Dios te ha dado la facultad de compadecerte, que te hace capaz de reconocer la súplica de la necesidad oculta y silenciosa, y el dolor de los que sufren sin palabras. La compasión te impedirá pasar al lado de quienes sufren sin fijarte en ellos y te empujará a brindarles ayuda. Y, si no se la brindas, tu vida será egoísta y carecerá de sentido. Si haces cuanto puedes por mitigar el dolor humano, eres servidor de Dios y has descubierto una llamada maravillosa, porque estar siempre dispuesto a servir es la auténtica vocación de los hijos de Dios.
Las pautas siguientes pueden ayudarte a ser compasivo:
—Ama al prójimo por amor a Dios. Eso elevará tu amabilidad al plano sobrenatural y, al mismo tiempo, te hará más generoso, diligente y abierto.

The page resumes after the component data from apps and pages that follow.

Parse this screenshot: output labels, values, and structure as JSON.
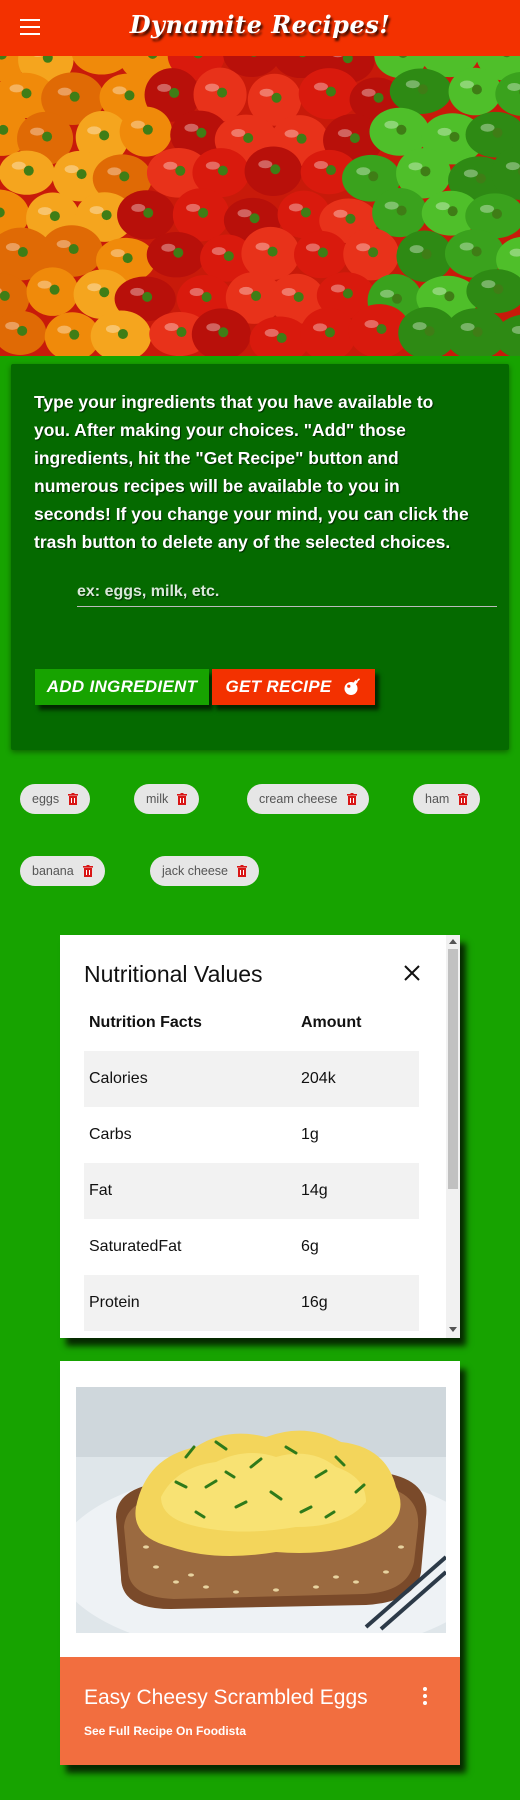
{
  "header": {
    "title": "Dynamite Recipes!",
    "menu_icon": "hamburger-menu-icon"
  },
  "hero": {
    "alt": ""
  },
  "search": {
    "instructions": "Type your ingredients that you have available to you. After making your choices. \"Add\" those ingredients, hit the \"Get Recipe\" button and numerous recipes will be available to you in seconds! If you change your mind, you can click the trash button to delete any of the selected choices.",
    "placeholder": "ex: eggs, milk, etc.",
    "add_label": "ADD INGREDIENT",
    "get_label": "GET RECIPE"
  },
  "chips": [
    {
      "label": "eggs"
    },
    {
      "label": "milk"
    },
    {
      "label": "cream cheese"
    },
    {
      "label": "ham"
    },
    {
      "label": "banana"
    },
    {
      "label": "jack cheese"
    }
  ],
  "nutrition": {
    "title": "Nutritional Values",
    "columns": [
      "Nutrition Facts",
      "Amount"
    ],
    "rows": [
      {
        "name": "Calories",
        "amount": "204k"
      },
      {
        "name": "Carbs",
        "amount": "1g"
      },
      {
        "name": "Fat",
        "amount": "14g"
      },
      {
        "name": "SaturatedFat",
        "amount": "6g"
      },
      {
        "name": "Protein",
        "amount": "16g"
      }
    ]
  },
  "recipe": {
    "title": "Easy Cheesy Scrambled Eggs",
    "link": "See Full Recipe On Foodista"
  },
  "colors": {
    "header": "#f33100",
    "background": "#17a300",
    "panel": "#056a00",
    "card_footer": "#f26e3f"
  }
}
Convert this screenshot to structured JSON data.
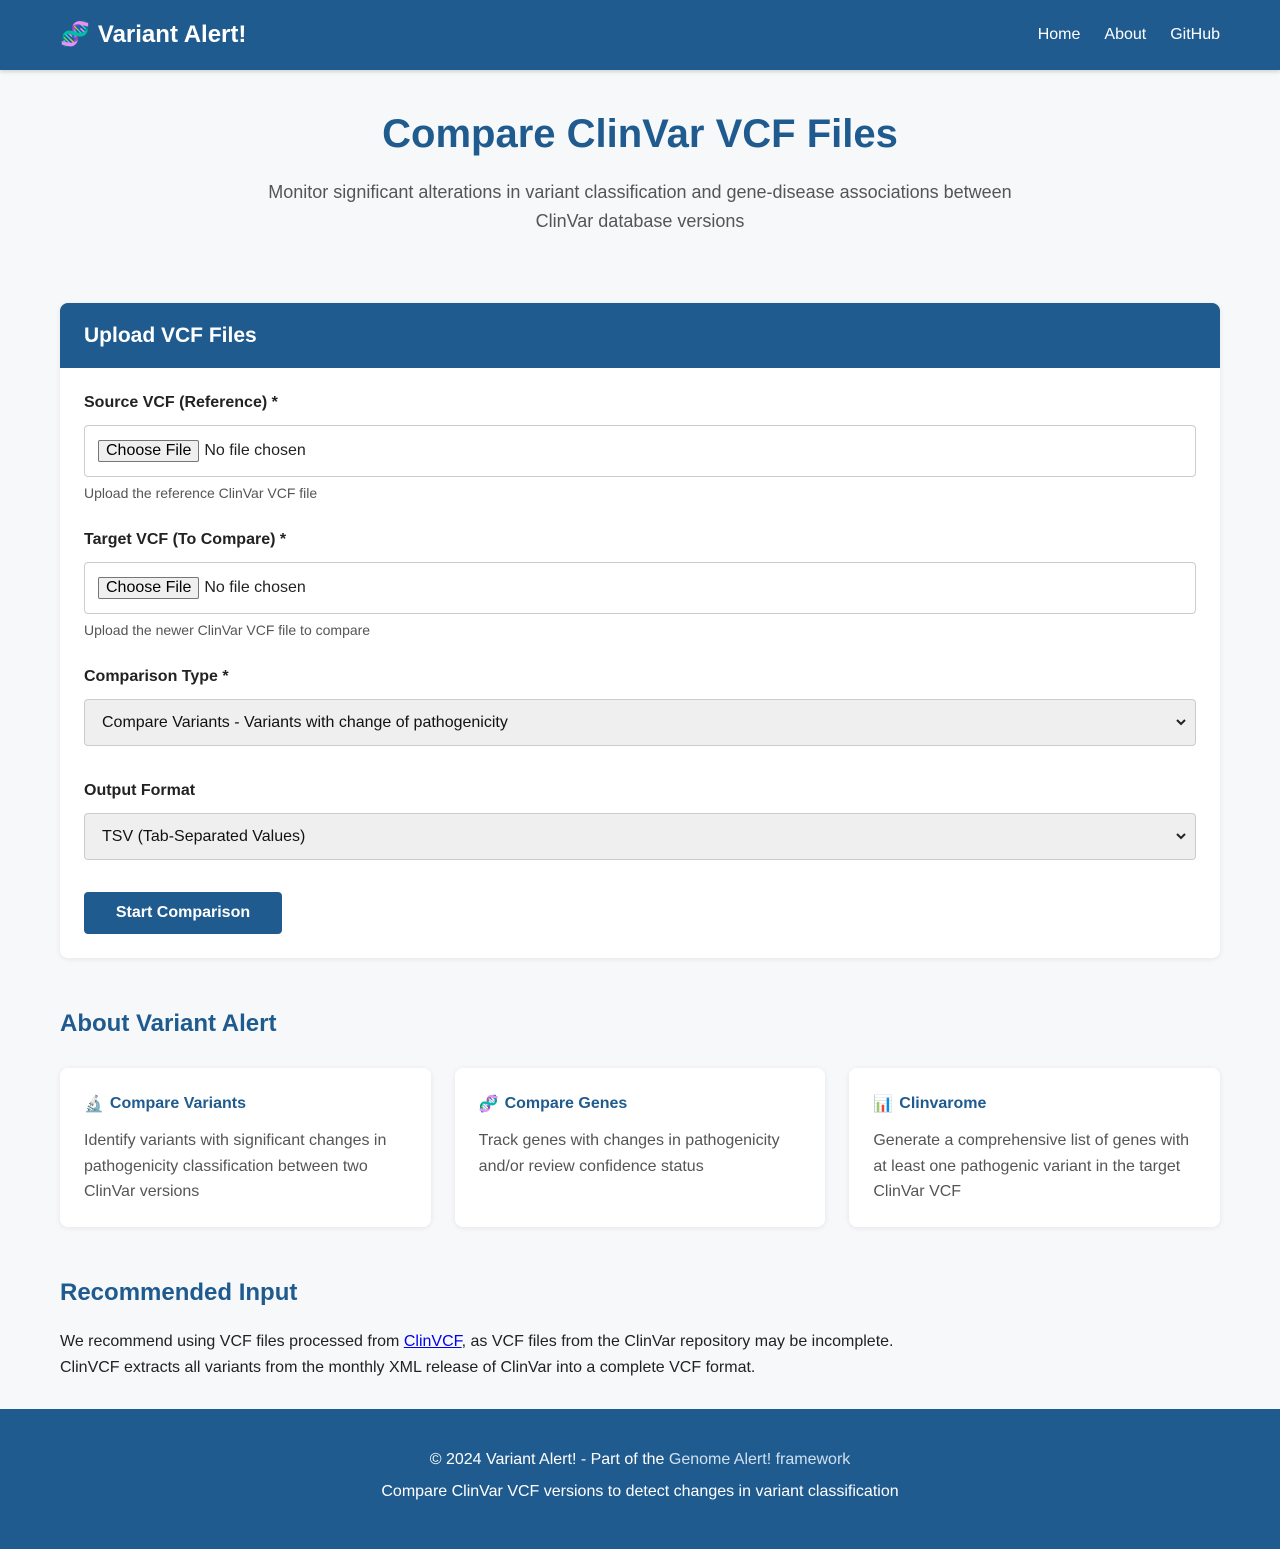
{
  "nav": {
    "brand_icon": "🧬",
    "brand": "Variant Alert!",
    "links": [
      "Home",
      "About",
      "GitHub"
    ]
  },
  "hero": {
    "title": "Compare ClinVar VCF Files",
    "subtitle": "Monitor significant alterations in variant classification and gene-disease associations between ClinVar database versions"
  },
  "upload": {
    "header": "Upload VCF Files",
    "source": {
      "label": "Source VCF (Reference) *",
      "button": "Choose File",
      "status": "No file chosen",
      "hint": "Upload the reference ClinVar VCF file"
    },
    "target": {
      "label": "Target VCF (To Compare) *",
      "button": "Choose File",
      "status": "No file chosen",
      "hint": "Upload the newer ClinVar VCF file to compare"
    },
    "comparison": {
      "label": "Comparison Type *",
      "selected": "Compare Variants - Variants with change of pathogenicity"
    },
    "output": {
      "label": "Output Format",
      "selected": "TSV (Tab-Separated Values)"
    },
    "submit": "Start Comparison"
  },
  "about": {
    "title": "About Variant Alert",
    "features": [
      {
        "icon": "🔬",
        "title": "Compare Variants",
        "text": "Identify variants with significant changes in pathogenicity classification between two ClinVar versions"
      },
      {
        "icon": "🧬",
        "title": "Compare Genes",
        "text": "Track genes with changes in pathogenicity and/or review confidence status"
      },
      {
        "icon": "📊",
        "title": "Clinvarome",
        "text": "Generate a comprehensive list of genes with at least one pathogenic variant in the target ClinVar VCF"
      }
    ]
  },
  "recommended": {
    "title": "Recommended Input",
    "pre": "We recommend using VCF files processed from ",
    "link": "ClinVCF",
    "post": ", as VCF files from the ClinVar repository may be incomplete.",
    "line2": "ClinVCF extracts all variants from the monthly XML release of ClinVar into a complete VCF format."
  },
  "footer": {
    "line1_pre": "© 2024 Variant Alert! - Part of the ",
    "line1_link": "Genome Alert! framework",
    "line2": "Compare ClinVar VCF versions to detect changes in variant classification"
  }
}
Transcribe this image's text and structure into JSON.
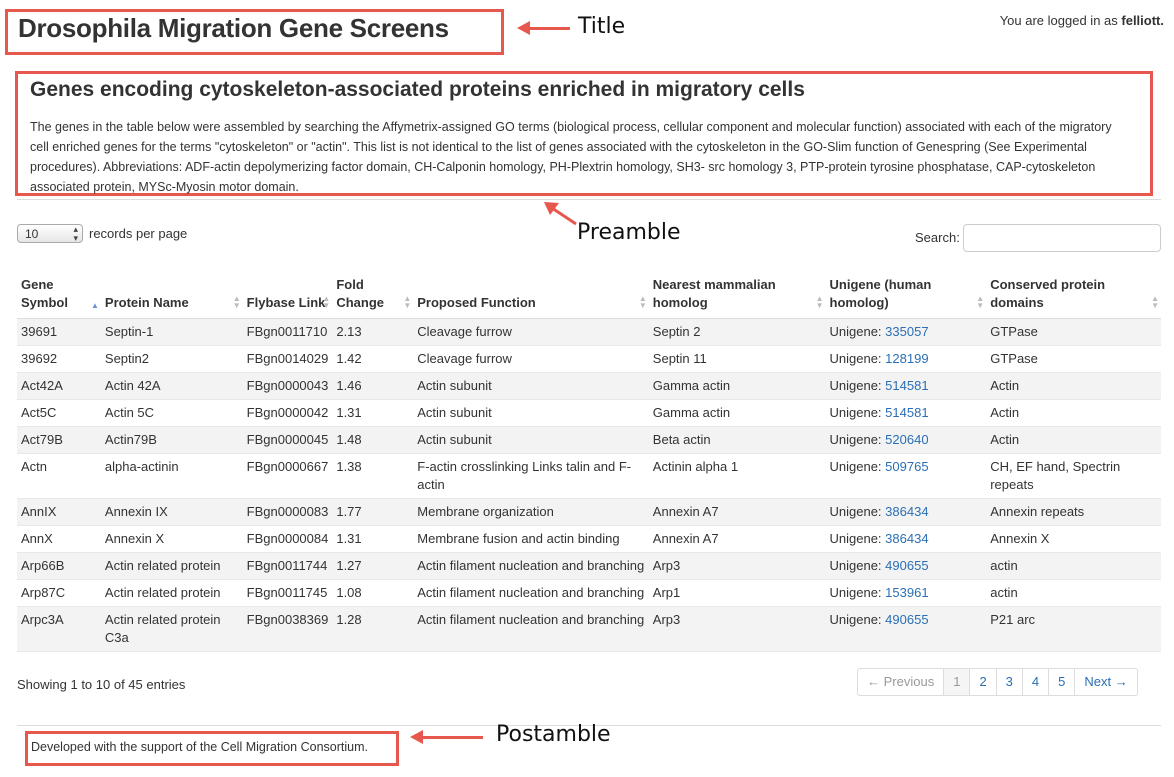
{
  "header": {
    "title": "Drosophila Migration Gene Screens",
    "login_prefix": "You are logged in as",
    "user": "felliott."
  },
  "annotations": {
    "title": "Title",
    "preamble": "Preamble",
    "postamble": "Postamble",
    "color": "#e8574e"
  },
  "preamble": {
    "heading": "Genes encoding cytoskeleton-associated proteins enriched in migratory cells",
    "text": "The genes in the table below were assembled by searching the Affymetrix-assigned GO terms (biological process, cellular component and molecular function) associated with each of the migratory cell enriched genes for the terms \"cytoskeleton\" or \"actin\". This list is not identical to the list of genes associated with the cytoskeleton in the GO-Slim function of Genespring (See Experimental procedures). Abbreviations: ADF-actin depolymerizing factor domain, CH-Calponin homology, PH-Plextrin homology, SH3- src homology 3, PTP-protein tyrosine phosphatase, CAP-cytoskeleton associated protein, MYSc-Myosin motor domain."
  },
  "controls": {
    "page_length": "10",
    "records_label": "records per page",
    "search_label": "Search:",
    "search_value": ""
  },
  "table": {
    "columns": [
      "Gene Symbol",
      "Protein Name",
      "Flybase Link",
      "Fold Change",
      "Proposed Function",
      "Nearest mammalian homolog",
      "Unigene (human homolog)",
      "Conserved protein domains"
    ],
    "unigene_prefix": "Unigene:",
    "rows": [
      [
        "39691",
        "Septin-1",
        "FBgn0011710",
        "2.13",
        "Cleavage furrow",
        "Septin 2",
        "335057",
        "GTPase"
      ],
      [
        "39692",
        "Septin2",
        "FBgn0014029",
        "1.42",
        "Cleavage furrow",
        "Septin 11",
        "128199",
        "GTPase"
      ],
      [
        "Act42A",
        "Actin 42A",
        "FBgn0000043",
        "1.46",
        "Actin subunit",
        "Gamma actin",
        "514581",
        "Actin"
      ],
      [
        "Act5C",
        "Actin 5C",
        "FBgn0000042",
        "1.31",
        "Actin subunit",
        "Gamma actin",
        "514581",
        "Actin"
      ],
      [
        "Act79B",
        "Actin79B",
        "FBgn0000045",
        "1.48",
        "Actin subunit",
        "Beta actin",
        "520640",
        "Actin"
      ],
      [
        "Actn",
        "alpha-actinin",
        "FBgn0000667",
        "1.38",
        "F-actin crosslinking Links talin and F-actin",
        "Actinin alpha 1",
        "509765",
        "CH, EF hand, Spectrin repeats"
      ],
      [
        "AnnIX",
        "Annexin IX",
        "FBgn0000083",
        "1.77",
        "Membrane organization",
        "Annexin A7",
        "386434",
        "Annexin repeats"
      ],
      [
        "AnnX",
        "Annexin X",
        "FBgn0000084",
        "1.31",
        "Membrane fusion and actin binding",
        "Annexin A7",
        "386434",
        "Annexin X"
      ],
      [
        "Arp66B",
        "Actin related protein",
        "FBgn0011744",
        "1.27",
        "Actin filament nucleation and branching",
        "Arp3",
        "490655",
        "actin"
      ],
      [
        "Arp87C",
        "Actin related protein",
        "FBgn0011745",
        "1.08",
        "Actin filament nucleation and branching",
        "Arp1",
        "153961",
        "actin"
      ],
      [
        "Arpc3A",
        "Actin related protein C3a",
        "FBgn0038369",
        "1.28",
        "Actin filament nucleation and branching",
        "Arp3",
        "490655",
        "P21 arc"
      ]
    ]
  },
  "footer": {
    "showing": "Showing 1 to 10 of 45 entries",
    "prev": "← Previous",
    "pages": [
      "1",
      "2",
      "3",
      "4",
      "5"
    ],
    "active_page": "1",
    "next": "Next →",
    "postamble": "Developed with the support of the Cell Migration Consortium."
  }
}
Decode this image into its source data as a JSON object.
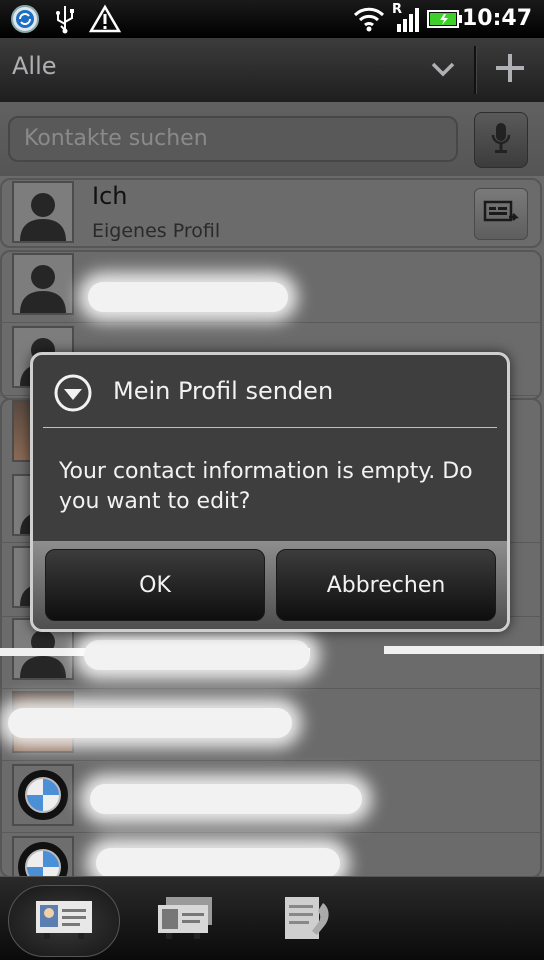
{
  "status_bar": {
    "time": "10:47",
    "network_roaming": "R",
    "icons": [
      "sync-icon",
      "usb-icon",
      "warning-icon",
      "wifi-icon",
      "signal-icon",
      "battery-icon"
    ]
  },
  "header": {
    "filter_label": "Alle"
  },
  "search": {
    "placeholder": "Kontakte suchen"
  },
  "my_profile": {
    "name": "Ich",
    "subtitle": "Eigenes Profil"
  },
  "dialog": {
    "title": "Mein Profil senden",
    "message": "Your contact information is empty. Do you want to edit?",
    "ok_label": "OK",
    "cancel_label": "Abbrechen"
  },
  "bottom_tabs": [
    {
      "name": "contacts-tab",
      "active": true
    },
    {
      "name": "groups-tab",
      "active": false
    },
    {
      "name": "call-history-tab",
      "active": false
    }
  ],
  "colors": {
    "dialog_bg": "#3e3e3e",
    "list_bg": "#6b6b6b",
    "battery_green": "#3fcf2a"
  }
}
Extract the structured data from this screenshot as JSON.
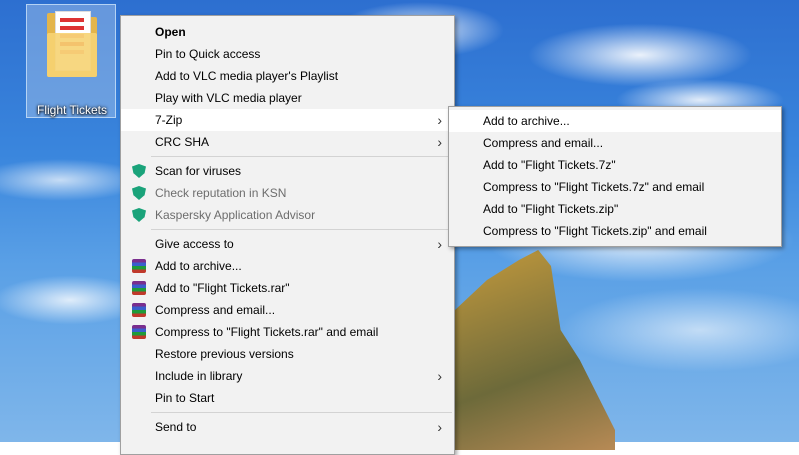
{
  "desktop": {
    "icon_label": "Flight Tickets"
  },
  "context_menu": {
    "items": [
      {
        "label": "Open"
      },
      {
        "label": "Pin to Quick access"
      },
      {
        "label": "Add to VLC media player's Playlist"
      },
      {
        "label": "Play with VLC media player"
      },
      {
        "label": "7-Zip"
      },
      {
        "label": "CRC SHA"
      },
      {
        "label": "Scan for viruses"
      },
      {
        "label": "Check reputation in KSN"
      },
      {
        "label": "Kaspersky Application Advisor"
      },
      {
        "label": "Give access to"
      },
      {
        "label": "Add to archive..."
      },
      {
        "label": "Add to \"Flight Tickets.rar\""
      },
      {
        "label": "Compress and email..."
      },
      {
        "label": "Compress to \"Flight Tickets.rar\" and email"
      },
      {
        "label": "Restore previous versions"
      },
      {
        "label": "Include in library"
      },
      {
        "label": "Pin to Start"
      },
      {
        "label": "Send to"
      }
    ]
  },
  "submenu_7zip": {
    "items": [
      {
        "label": "Add to archive..."
      },
      {
        "label": "Compress and email..."
      },
      {
        "label": "Add to \"Flight Tickets.7z\""
      },
      {
        "label": "Compress to \"Flight Tickets.7z\" and email"
      },
      {
        "label": "Add to \"Flight Tickets.zip\""
      },
      {
        "label": "Compress to \"Flight Tickets.zip\" and email"
      }
    ]
  },
  "icons": {
    "submenu_arrow": "chevron-right-icon",
    "kaspersky": "shield-icon",
    "winrar": "winrar-icon",
    "folder": "folder-icon"
  },
  "colors": {
    "kaspersky_shield": "#1aa37a",
    "menu_bg": "#f2f2f2",
    "hover_bg": "#ffffff"
  }
}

—Procura ver a Jesucristo en el prójimo. Amar al prójimo significa amar a Dios en el prójimo: el Señor se identifica con él y considera cualquier servicio que se le preste como si lo hubiera recibido Él mismo. Cuando dice: «En verdad os digo que cuanto hicisteis a uno de estos mis hermanos más pequeños, a mí me lo hicisteis», también se está refiriendo a pensar con benevolencia. Tu lema debe ser: «¡Cristo en todos!».
—Muestra interés por los demás. Interésate de verdad por todo lo que les concierne, según aconseja san Pablo: «Alegraos con los que se alegran, llorad con los que lloran».
—Ofrece consuelo y oración si no puedes prestar ayuda o consejo. Consolar un corazón humano es un servicio santo y un deber sagrado. Cuando a tu corazón lo mueve una compasión sincera, unas pocas palabras suelen bastar para aliviar el dolor del prójimo.
—No te resistas a cumplir tu vocación de servicio. Si permaneces sordo al grito de ayuda, no podrás ver el rostro de Dios. Si niegas tu ayuda a otros ¿cómo te atreverás a pedir la ayuda de Dios? ¡Sería lamentable que los cristianos, que debemos ser todos ángeles de consuelo, no estuviéramos dispuestos a ofrecerlo! A Cristo, que tantas veces pronunció ese dulce «¡no llores!», no se le privó de consuelo en sus horas más oscuras. Si de buen grado consuelas a otros, también a ti se te concederá algún rayo de luz y de consuelo en tu dolor.
(L. G. Lovasik en El poder oculto de la amabilidad).